New Drug Trial Brings Good News For People Suffering From MS

Global survey data collected between September 2019 and March 2020 reveals the prevalence rates for multiple sclerosis (MS) have increased by 30% since 2013 (via Multiple Sclerosis). In recent years, 2.8 million people are now estimated to be living with MS around the world.

Experts from the National Multiple Sclerosis Society explain that MS is a disease, which targets the central nervous system. The disorder causes a disruption in communication between the brain, spinal cord, and optic nerve. As a result, patients may experience pain, numbness, tingling sensations, fatigue, difficulties with memory, mood changes, loss of vision, or paralysis. For some individuals, these symptoms may be short-lived, while for others, the condition may be chronic.

While there is no cure for MS, disease-modifying drugs can aid in symptom relief and flare-up reduction (via National Multiple Sclerosis Society). Currently, the U.S. Food and Drug Administration (FDA) is reviewing clinical trial data from a new study published in The New England Journal of Medicine, which highlights the potential of a new MS treatment therapy, reports WebMD.

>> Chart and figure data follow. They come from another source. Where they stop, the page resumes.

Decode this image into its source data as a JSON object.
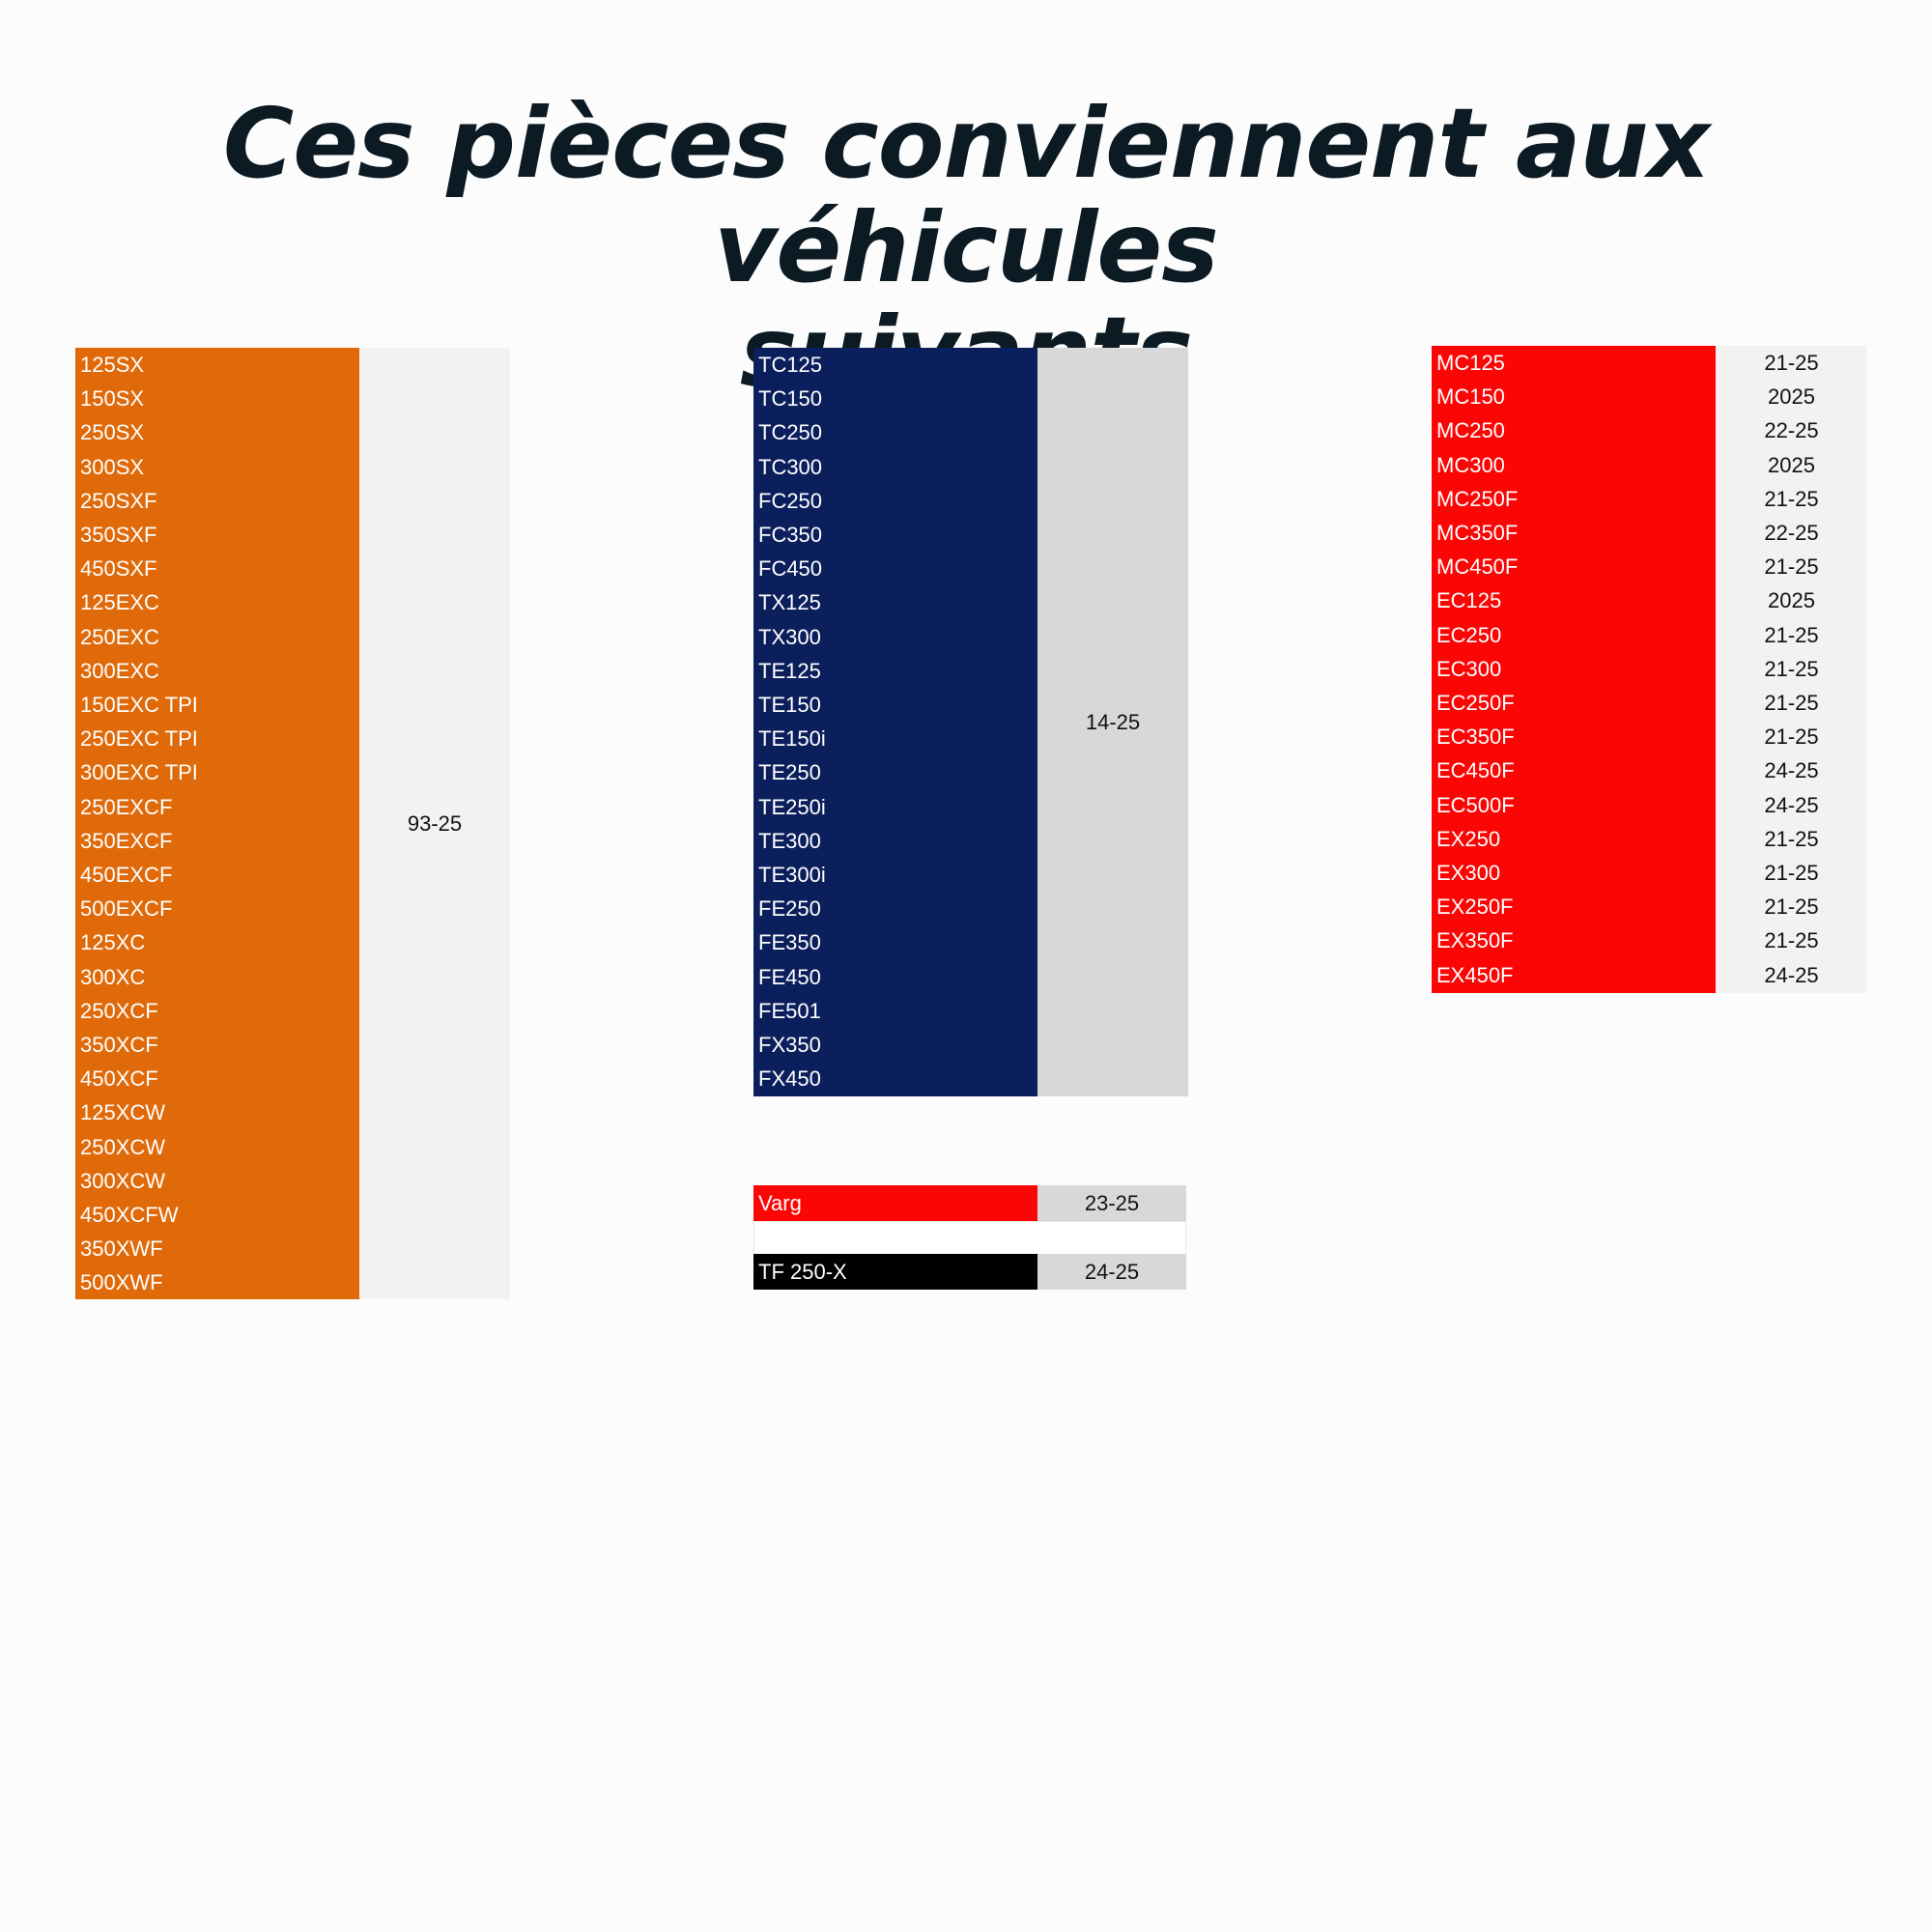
{
  "title_line1": "Ces pièces conviennent aux véhicules",
  "title_line2": "suivants",
  "tables": {
    "ktm": {
      "color": "#e06a0a",
      "years": "93-25",
      "models": [
        "125SX",
        "150SX",
        "250SX",
        "300SX",
        "250SXF",
        "350SXF",
        "450SXF",
        "125EXC",
        "250EXC",
        "300EXC",
        "150EXC TPI",
        "250EXC TPI",
        "300EXC TPI",
        "250EXCF",
        "350EXCF",
        "450EXCF",
        "500EXCF",
        "125XC",
        "300XC",
        "250XCF",
        "350XCF",
        "450XCF",
        "125XCW",
        "250XCW",
        "300XCW",
        "450XCFW",
        "350XWF",
        "500XWF"
      ]
    },
    "husqvarna": {
      "color": "#0b1f5c",
      "years": "14-25",
      "models": [
        "TC125",
        "TC150",
        "TC250",
        "TC300",
        "FC250",
        "FC350",
        "FC450",
        "TX125",
        "TX300",
        "TE125",
        "TE150",
        "TE150i",
        "TE250",
        "TE250i",
        "TE300",
        "TE300i",
        "FE250",
        "FE350",
        "FE450",
        "FE501",
        "FX350",
        "FX450"
      ]
    },
    "gasgas": {
      "color": "#fb0505",
      "rows": [
        {
          "model": "MC125",
          "years": "21-25"
        },
        {
          "model": "MC150",
          "years": "2025"
        },
        {
          "model": "MC250",
          "years": "22-25"
        },
        {
          "model": "MC300",
          "years": "2025"
        },
        {
          "model": "MC250F",
          "years": "21-25"
        },
        {
          "model": "MC350F",
          "years": "22-25"
        },
        {
          "model": "MC450F",
          "years": "21-25"
        },
        {
          "model": "EC125",
          "years": "2025"
        },
        {
          "model": "EC250",
          "years": "21-25"
        },
        {
          "model": "EC300",
          "years": "21-25"
        },
        {
          "model": "EC250F",
          "years": "21-25"
        },
        {
          "model": "EC350F",
          "years": "21-25"
        },
        {
          "model": "EC450F",
          "years": "24-25"
        },
        {
          "model": "EC500F",
          "years": "24-25"
        },
        {
          "model": "EX250",
          "years": "21-25"
        },
        {
          "model": "EX300",
          "years": "21-25"
        },
        {
          "model": "EX250F",
          "years": "21-25"
        },
        {
          "model": "EX350F",
          "years": "21-25"
        },
        {
          "model": "EX450F",
          "years": "24-25"
        }
      ]
    },
    "extra": {
      "varg": {
        "model": "Varg",
        "years": "23-25",
        "color": "#fb0505"
      },
      "tf": {
        "model": "TF 250-X",
        "years": "24-25",
        "color": "#000000"
      }
    }
  }
}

Potential benefits of ublituximab treatment for MS

In a two-part study, 549 MS patients were enrolled in the first trial and 545 participants took part in the second trial, as per the research. Participants were administered either one of two MS treatments. The new treatment therapy involved doses of intravenous ublituximab along with an oral placebo. The standard treatment option involved a preexisting oral medication, teriflunomide, along with an intravenous placebo. Researchers compared treatment effectiveness by looking at relapse rates of MS flare-ups after an average follow-up period of 95 weeks. Relapse rates for the new ublituximab treatment therapy stood at 0.08, while the relapse rates after teriflunomide treatment were twice as high in comparison, standing at 0.19. However, the researchers also noted that cases of subsequent infection, such as pneumonia, were lower in teriflunomide patients compared to those who received the ublituximab treatment (via WebMD).

Ublituximab is an MS antibody treatment that targets immune system B cells. While it's not the first of its kind, it may offer some unique benefits over other preexisting MS monoclonal antibody infusions. Most significantly, time. For example, a standard MS antibody therapy, known as Ocrevus, takes three hours to be administered by a healthcare professional. While also conducted under medical supervision, ublituximab treatments only take one hour to administer. At this time, the study's drug manufacturers are anticipating a response from the FDA regarding potential approval by the end of 2022.